7. The three-dimensional reconstruction system for indoor scene point cloud models based on eye-tracking interaction according to claim 1, characterized in that, The control parameters for the 3D virtual camera include rotation angle, translation vector, and scaling factor; the streaming point cloud rendering module specifically includes: The streaming loading unit is used to read the 3D point cloud model of the indoor scene in blocks; The rendering unit is used to convert the horizontal and / or vertical displacement of the gaze on the screen into the rotation angle of the 3D virtual camera based on the smoothed gaze coordinates. The ray picking unit is used to calculate the intersection of the 3D ray corresponding to the center of the gaze and the point cloud based on the ray projection algorithm, so as to realize the interactive function of selecting by gazing.

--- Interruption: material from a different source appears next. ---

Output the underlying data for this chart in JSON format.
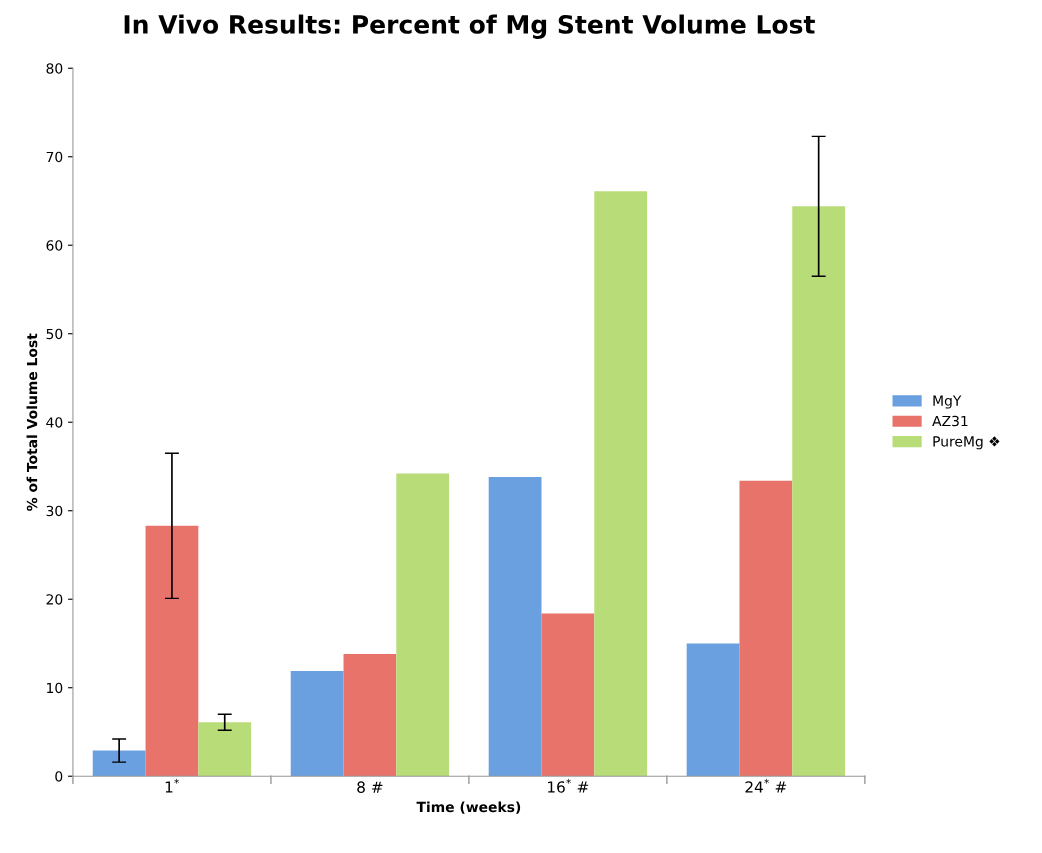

8. A method for 3D reconstruction of indoor scene point cloud models based on eye-tracking interaction, implemented using the 3D reconstruction system for indoor scene point cloud models based on eye-tracking interaction as described in any one of claims 1-7, characterized in that, Includes the following steps: It acquires the gaze coordinates from the user's eye-tracking data in real time and outputs the original normalized gaze coordinates. The original normalized gaze coordinates are calibrated and mapped, and the mapped screen gaze point coordinates are output. Perform anti-jitter smoothing on the mapped screen gaze point coordinates and output the smoothed gaze point coordinates. Generate a 3D point cloud model of the indoor scene based on the multi-view RGB image sequence of the indoor scene; Based on the control parameters of the 3D virtual camera generated by the smoothed gaze point coordinate mapping, the 3D point cloud model of the indoor scene is rendered and displayed in real time.